The 606th ACS will also set up data links to communicate with higher headquarters, relay messages to pilots and work with their German counterparts at the Gerolstein Bundeswehr, who are supporting the training site.

"When we work with the Gerolstein Bundeswehr, we're able to coordinate with them and train with them," Hickman said. "The Host Nation community and military here are excellent hosts, and we in return are good guests. Without the use of this training site, we couldn't complete our necessary deployment training."

Hickman also said none of this would be possible without the support of the 52nd Fighter Wing and the local community.
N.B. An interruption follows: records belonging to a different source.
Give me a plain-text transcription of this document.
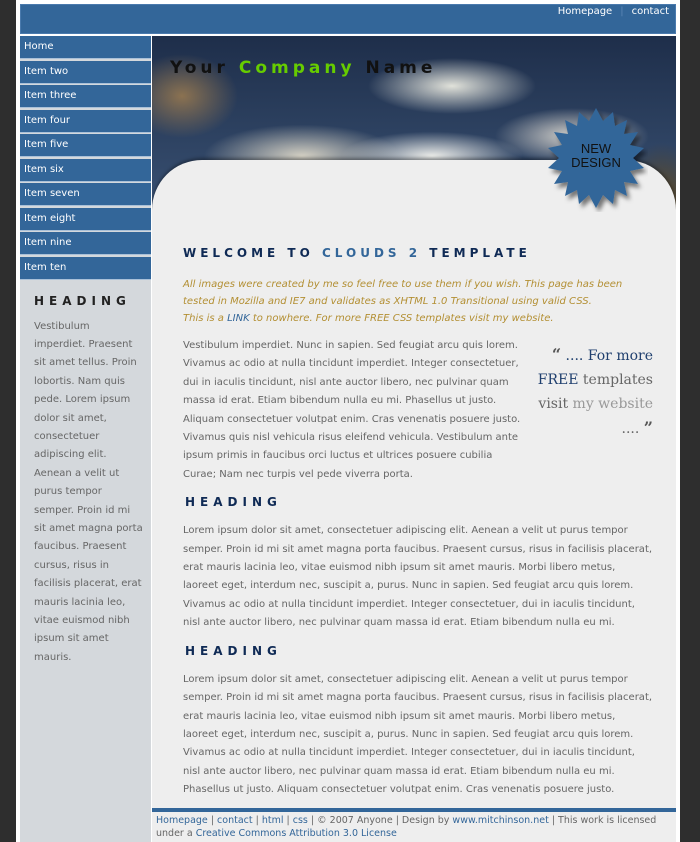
Homepage | contact
Home
Item two
Item three
Item four
Item five
Item six
Item seven
Item eight
Item nine
Item ten
HEADING

Vestibulum imperdiet. Praesent sit amet tellus. Proin lobortis. Nam quis pede. Lorem ipsum dolor sit amet, consectetuer adipiscing elit. Aenean a velit ut purus tempor semper. Proin id mi sit amet magna porta faucibus. Praesent cursus, risus in facilisis placerat, erat mauris lacinia leo, vitae euismod nibh ipsum sit amet mauris.

Your Company Name
NEW
DESIGN
WELCOME TO CLOUDS 2 TEMPLATE

All images were created by me so feel free to use them if you wish. This page has been tested in Mozilla and IE7 and validates as XHTML 1.0 Transitional using valid CSS.
This is a LINK to nowhere. For more FREE CSS templates visit my website.

Vestibulum imperdiet. Nunc in sapien. Sed feugiat arcu quis lorem. Vivamus ac odio at nulla tincidunt imperdiet. Integer consectetuer, dui in iaculis tincidunt, nisl ante auctor libero, nec pulvinar quam massa id erat. Etiam bibendum nulla eu mi. Phasellus ut justo. Aliquam consectetuer volutpat enim. Cras venenatis posuere justo. Vivamus quis nisl vehicula risus eleifend vehicula. Vestibulum ante ipsum primis in faucibus orci luctus et ultrices posuere cubilia Curae; Nam nec turpis vel pede viverra porta.

“ .... For more
FREE templates
visit my website
.... ”
HEADING

Lorem ipsum dolor sit amet, consectetuer adipiscing elit. Aenean a velit ut purus tempor semper. Proin id mi sit amet magna porta faucibus. Praesent cursus, risus in facilisis placerat, erat mauris lacinia leo, vitae euismod nibh ipsum sit amet mauris. Morbi libero metus, laoreet eget, interdum nec, suscipit a, purus. Nunc in sapien. Sed feugiat arcu quis lorem. Vivamus ac odio at nulla tincidunt imperdiet. Integer consectetuer, dui in iaculis tincidunt, nisl ante auctor libero, nec pulvinar quam massa id erat. Etiam bibendum nulla eu mi.

HEADING

Lorem ipsum dolor sit amet, consectetuer adipiscing elit. Aenean a velit ut purus tempor semper. Proin id mi sit amet magna porta faucibus. Praesent cursus, risus in facilisis placerat, erat mauris lacinia leo, vitae euismod nibh ipsum sit amet mauris. Morbi libero metus, laoreet eget, interdum nec, suscipit a, purus. Nunc in sapien. Sed feugiat arcu quis lorem. Vivamus ac odio at nulla tincidunt imperdiet. Integer consectetuer, dui in iaculis tincidunt, nisl ante auctor libero, nec pulvinar quam massa id erat. Etiam bibendum nulla eu mi. Phasellus ut justo. Aliquam consectetuer volutpat enim. Cras venenatis posuere justo.

Homepage | contact | html | css | © 2007 Anyone | Design by www.mitchinson.net | This work is licensed under a Creative Commons Attribution 3.0 License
For example, 52nd Security Forces Squadron coordinated with the local police department to get the convoy to the site without disrupting the local commuters. The 52nd Civil Engineer Squadron assisted with site preparation and the 52nd Logistics Readiness Squadron helped with deploying some of the 606th ACS's equipment. Additionally, the 52nd Operations Support Squadron helped with scheduling the flying missions that the 606th ACS would control.

"A lot of people in the wing helped us out, and that's what's great about being in the Saber Nation," he said.

With endless days in the week ahead, Airmen look not only upon the site they built from the ground up scattered with tents, a radar tower and power generators, but to the opportunities that will build them up and give them a bigger perspective of their roles in the ACS mission.

Hickman said he hopes each Airman -- whether they're a surveillance technician, vehicle maintainer, radar maintenance technician or communication technician - will see how important they are to the squadron's mission, and step off the training field this Friday knowing, "I've done this in training; I know I can do it in a real-world contingency."